«L’unico olocausto nucleare è stato quello che col referendum del 1987 ha colpito le persone che lavoravano in questo settore, con grandi opportunità perse per il Paese. I morti che conto per il nucleare sono i 154 di Chernobyl, mentre a Fukushima non ce n’è stato neanche uno. Oggi è l’energia più sicura». Stefano Buono, Ceo e Co-founder di newcleo, è uno dei più importanti esperti in Italia sulla materia. Con una tesi in Fisica al Cern di Ginevra alla fine degli anni Ottanta, ha lavorato per molti anni a fianco di Carlo Rubbia, Premio Nobel per la Fisica nel 1984. «Mi ha chiamato nel ’94, quando stavo per partire per un viaggio intorno al mondo in barca a vela».
Le conseguenze di quel referendum
Stefano Buono ha poi preso la strada dell’industria, fondando a inizio millennio Advanced Accelerator Applications (AAA), una delle realtà più importanti nella medicina nucleare, venduta nel 2018 a Novartis per quasi 4 miliardi di dollari. StartupItalia lo ha intervistato per fare il punto su una tecnologia promettente, ma il cui futuro ancora deve essere in buona parte scritto.
«Dire di no al nucleare è stato un errore gravissimo. Nessun Paese al mondo ha chiuso le centrali operative, nemmeno quelli più ossessivamente contro. Quanto successo in Italia è stato il massimo del suicidio che si potesse immaginare». Buono non usa mezzi termini per descrivere la via intrapresa dall’Italia quasi quarant’anni fa. «Ha bloccato la ricerca, che è rimasta ma non con la qualità che poteva proiettarci in avanti».
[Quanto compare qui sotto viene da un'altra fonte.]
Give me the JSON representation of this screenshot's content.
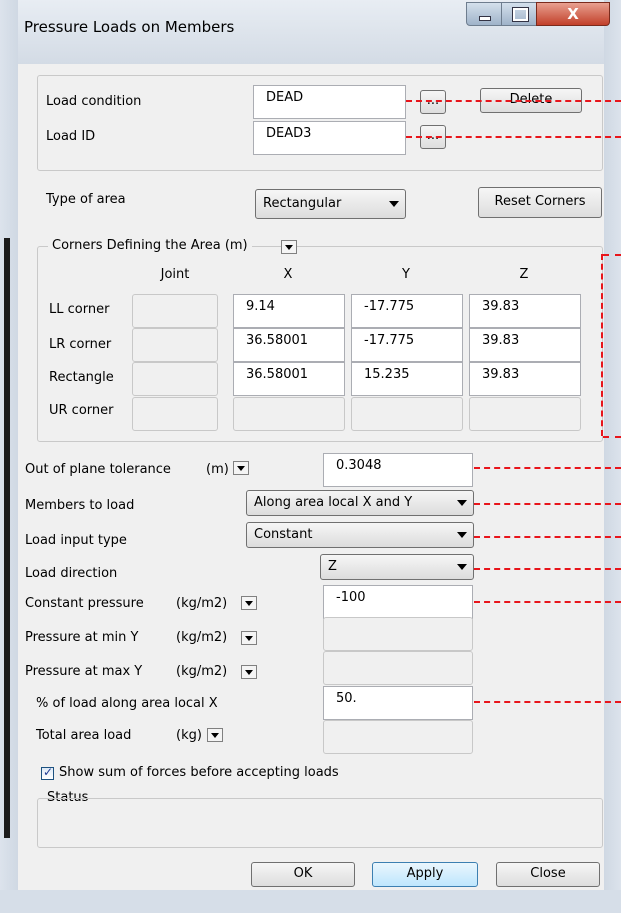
{
  "window": {
    "title": "Pressure Loads on Members",
    "close_glyph": "X"
  },
  "load": {
    "condition_label": "Load condition",
    "condition_value": "DEAD",
    "id_label": "Load ID",
    "id_value": "DEAD3",
    "browse_label": "...",
    "delete_label": "Delete"
  },
  "area": {
    "type_label": "Type of area",
    "type_value": "Rectangular",
    "reset_label": "Reset Corners"
  },
  "corners": {
    "group_label": "Corners Defining the Area (m)",
    "headers": {
      "joint": "Joint",
      "x": "X",
      "y": "Y",
      "z": "Z"
    },
    "rows": [
      {
        "label": "LL corner",
        "x": "9.14",
        "y": "-17.775",
        "z": "39.83"
      },
      {
        "label": "LR corner",
        "x": "36.58001",
        "y": "-17.775",
        "z": "39.83"
      },
      {
        "label": "Rectangle",
        "x": "36.58001",
        "y": "15.235",
        "z": "39.83"
      },
      {
        "label": "UR corner",
        "x": "",
        "y": "",
        "z": ""
      }
    ]
  },
  "params": {
    "tolerance_label": "Out of plane tolerance",
    "tolerance_unit": "(m)",
    "tolerance_value": "0.3048",
    "members_label": "Members to load",
    "members_value": "Along area local X and Y",
    "input_type_label": "Load input type",
    "input_type_value": "Constant",
    "direction_label": "Load direction",
    "direction_value": "Z",
    "const_pressure_label": "Constant pressure",
    "const_pressure_unit": "(kg/m2)",
    "const_pressure_value": "-100",
    "pmin_label": "Pressure at min Y",
    "pmin_unit": "(kg/m2)",
    "pmax_label": "Pressure at max Y",
    "pmax_unit": "(kg/m2)",
    "pct_label": "% of load along area local X",
    "pct_value": "50.",
    "total_label": "Total area load",
    "total_unit": "(kg)"
  },
  "options": {
    "show_sum_label": "Show sum of forces before accepting loads",
    "show_sum_checked": true
  },
  "status": {
    "label": "Status"
  },
  "footer": {
    "ok_label": "OK",
    "apply_label": "Apply",
    "close_label": "Close"
  },
  "colors": {
    "annotation": "#e8151b",
    "apply_border": "#3c7fb1"
  }
}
Da tempo in Europa si parla più spesso di energia, soprattutto a seguito dell’invasione russa dell’Ucraina e dei rincari sulle bollette. La dipendenza dall’estero è uno dei punti deboli dell’Ue, in particolare dell’Italia. «Giuridicamente il referendum del 1987 non influisce sulla possibilità di costruire un reattore in Italia. Noi stiamo costruendo reattori modulari, con una supply chain europea in grado di creare componenti per fare consegne in tutto il mondo. Il Paese fa parte di questo piano».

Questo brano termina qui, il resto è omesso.